Segundo o parecer, a abertura de novas vias em encostas e a ocupação das áreas com mais edificações provocariam impactos ao meio ambiente, como o corte de vegetação em área permanente de Mata Atlântica ou de reflorestamento e o comprometimento da faixa do Parque Nacional da Tijuca acima das cotas de 80 e cem metros. A analise cita também o risco de perda da biodiversidade e a possibilidade de rompimento de calhas de rios e aterro destes, bem como da Lagoa da Tijuca.

Segundo o Consemac, o projeto fere as diretrizes ambientais da Constituição Federal, que define a Mata Atlântica como patrimônio nacional; e seis leis e decretos federais, que fixam regras para áreas de conservação, entre eles um tombamento do Iphan. O projeto feriria ainda a Constituição do Estado do Rio, que diz que as coberturas florestais nativas não podem ser reduzidas. Três decretos municipais - que não permitem a abertura de logradouros entre as cotas 60 e cem e consideram áreas acima da cota cem como de reserva ambiental - também estariam sendo burlados.

Segundo o ex-superintendente do Ibama no Rio, Rogério Rocco, para aprovar o projeto na região do Itanhangá, a prefeitura precisará da anuência do Instituto Chico Mendes, que administra as unidades de conservação do país. Isso porque a proposta mexe em áreas de entorno imediato do Parque da Tijuca, como as imediações da favela de Furnas e das comunidades do Alto da Boa Vista, já nos limites do parque.

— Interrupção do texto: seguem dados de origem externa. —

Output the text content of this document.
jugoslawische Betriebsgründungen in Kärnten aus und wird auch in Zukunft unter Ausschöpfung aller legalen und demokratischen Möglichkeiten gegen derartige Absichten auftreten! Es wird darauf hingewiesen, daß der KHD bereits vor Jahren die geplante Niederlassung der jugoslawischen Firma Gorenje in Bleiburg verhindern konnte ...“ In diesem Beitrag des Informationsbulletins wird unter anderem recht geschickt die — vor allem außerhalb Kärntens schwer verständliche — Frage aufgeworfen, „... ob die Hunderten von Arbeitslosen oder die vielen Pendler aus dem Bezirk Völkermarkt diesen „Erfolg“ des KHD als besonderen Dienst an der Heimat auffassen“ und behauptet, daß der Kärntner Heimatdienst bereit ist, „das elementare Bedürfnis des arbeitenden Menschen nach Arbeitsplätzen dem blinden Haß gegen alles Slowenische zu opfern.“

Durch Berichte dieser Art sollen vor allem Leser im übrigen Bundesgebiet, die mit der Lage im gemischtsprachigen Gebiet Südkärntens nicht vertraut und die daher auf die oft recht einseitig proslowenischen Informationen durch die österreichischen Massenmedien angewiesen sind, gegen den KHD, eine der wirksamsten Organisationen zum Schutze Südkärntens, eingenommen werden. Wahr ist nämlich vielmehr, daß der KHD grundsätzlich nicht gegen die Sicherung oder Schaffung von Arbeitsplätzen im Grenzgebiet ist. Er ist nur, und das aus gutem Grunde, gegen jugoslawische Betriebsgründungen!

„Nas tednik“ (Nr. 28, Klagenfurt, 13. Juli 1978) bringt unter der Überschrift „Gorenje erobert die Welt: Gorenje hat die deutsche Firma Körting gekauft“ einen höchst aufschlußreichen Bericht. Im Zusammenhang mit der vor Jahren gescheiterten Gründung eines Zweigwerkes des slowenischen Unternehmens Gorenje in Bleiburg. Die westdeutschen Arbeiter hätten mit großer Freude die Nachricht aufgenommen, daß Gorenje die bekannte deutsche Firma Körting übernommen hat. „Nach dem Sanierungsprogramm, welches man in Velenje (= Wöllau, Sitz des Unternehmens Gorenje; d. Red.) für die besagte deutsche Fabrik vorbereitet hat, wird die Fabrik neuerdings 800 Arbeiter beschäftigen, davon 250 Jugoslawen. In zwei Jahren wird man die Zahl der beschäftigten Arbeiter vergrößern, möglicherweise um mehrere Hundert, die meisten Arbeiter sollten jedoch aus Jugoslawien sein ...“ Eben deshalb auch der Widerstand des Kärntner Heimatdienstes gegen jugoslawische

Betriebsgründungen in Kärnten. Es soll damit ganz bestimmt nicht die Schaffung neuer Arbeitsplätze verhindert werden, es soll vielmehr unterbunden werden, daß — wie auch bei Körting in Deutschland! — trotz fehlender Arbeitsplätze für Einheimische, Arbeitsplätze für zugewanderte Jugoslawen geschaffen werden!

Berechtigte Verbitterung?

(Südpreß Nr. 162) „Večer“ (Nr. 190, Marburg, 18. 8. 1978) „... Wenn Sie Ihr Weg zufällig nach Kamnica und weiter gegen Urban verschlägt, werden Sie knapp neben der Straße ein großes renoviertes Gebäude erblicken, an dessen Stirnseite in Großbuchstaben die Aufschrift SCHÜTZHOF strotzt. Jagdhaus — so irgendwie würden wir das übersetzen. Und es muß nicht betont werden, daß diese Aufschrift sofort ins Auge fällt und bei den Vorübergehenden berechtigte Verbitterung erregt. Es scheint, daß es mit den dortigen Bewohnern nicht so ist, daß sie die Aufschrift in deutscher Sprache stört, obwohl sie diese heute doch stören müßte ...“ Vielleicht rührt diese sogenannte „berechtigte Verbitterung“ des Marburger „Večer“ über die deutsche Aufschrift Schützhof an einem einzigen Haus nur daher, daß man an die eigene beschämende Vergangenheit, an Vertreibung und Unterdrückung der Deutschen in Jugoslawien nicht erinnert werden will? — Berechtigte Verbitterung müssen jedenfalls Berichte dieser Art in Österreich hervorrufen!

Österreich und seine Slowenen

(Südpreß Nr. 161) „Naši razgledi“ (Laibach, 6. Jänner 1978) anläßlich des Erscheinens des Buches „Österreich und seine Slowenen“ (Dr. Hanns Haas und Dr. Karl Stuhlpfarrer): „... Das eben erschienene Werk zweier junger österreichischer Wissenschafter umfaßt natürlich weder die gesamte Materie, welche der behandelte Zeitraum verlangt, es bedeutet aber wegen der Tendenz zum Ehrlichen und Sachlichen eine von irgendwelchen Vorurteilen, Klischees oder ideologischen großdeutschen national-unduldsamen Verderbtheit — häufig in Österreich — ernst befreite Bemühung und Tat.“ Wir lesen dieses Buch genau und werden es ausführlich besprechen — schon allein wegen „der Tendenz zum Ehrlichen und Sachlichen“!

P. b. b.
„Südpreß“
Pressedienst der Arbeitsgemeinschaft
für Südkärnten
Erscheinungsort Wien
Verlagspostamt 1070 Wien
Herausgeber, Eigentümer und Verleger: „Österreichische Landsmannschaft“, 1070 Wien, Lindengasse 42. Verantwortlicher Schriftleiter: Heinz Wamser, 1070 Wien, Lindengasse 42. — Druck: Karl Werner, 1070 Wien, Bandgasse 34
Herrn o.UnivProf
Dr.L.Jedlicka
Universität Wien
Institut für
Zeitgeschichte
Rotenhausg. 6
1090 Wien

- Essas áreas fazem parte do plano de manejo do parque. O ordenamento urbanístico é necessário porque já há ocupações irregulares. O projeto, porém, aumenta a densidade de construções. Isso é estimular o desmatamento - diz Rogério Rocco.

Caso seja colocado mesmo em votação amanhã, o projeto do Itanhangá enfrentará resistências na Câmara. O vereador Eliomar Coelho (PSOL) disse ontem que prepara um substitutivo à mensagem do Executivo ou ainda uma emenda propondo a retirada do assunto da pauta de discussões:

- Acho difícil acontecer a votação porque há uma desmobilização grande dos vereadores durante as eleições. Mas se acontecer será uma imoralidade. A legislação urbanística vem sendo remendada por área. É um precedente perigoso que compromete a organização da cidade de forma criteriosa.

A lei que permite loteamentos no Parque do Mendanha também encontra opositores. O ambientalista Gil Voneick, diretor-presidente da ONG Defensores Ambientais de Gericinó, Mendanha e Tinguá (Damgemt) e membro do conselho gestor da APA Gericinó-
Mendanha, recorrerá ao Ministério Público:

- Essa lei coloca em risco o Parque do Mendanha. Por sua importância, o nível de preservação deveria ser aumentado e não flexibilizado. O poder público tem feito o contrário do que deveria.

O ambientalista Haroldo de Lemos, professor de engenharia ambiental da UFRJ, disse que áreas preservadas não deveriam ser usadas para assentamentos:
- Há muitas áreas na cidade para instalar as pessoas, mas são poucas as preservadas.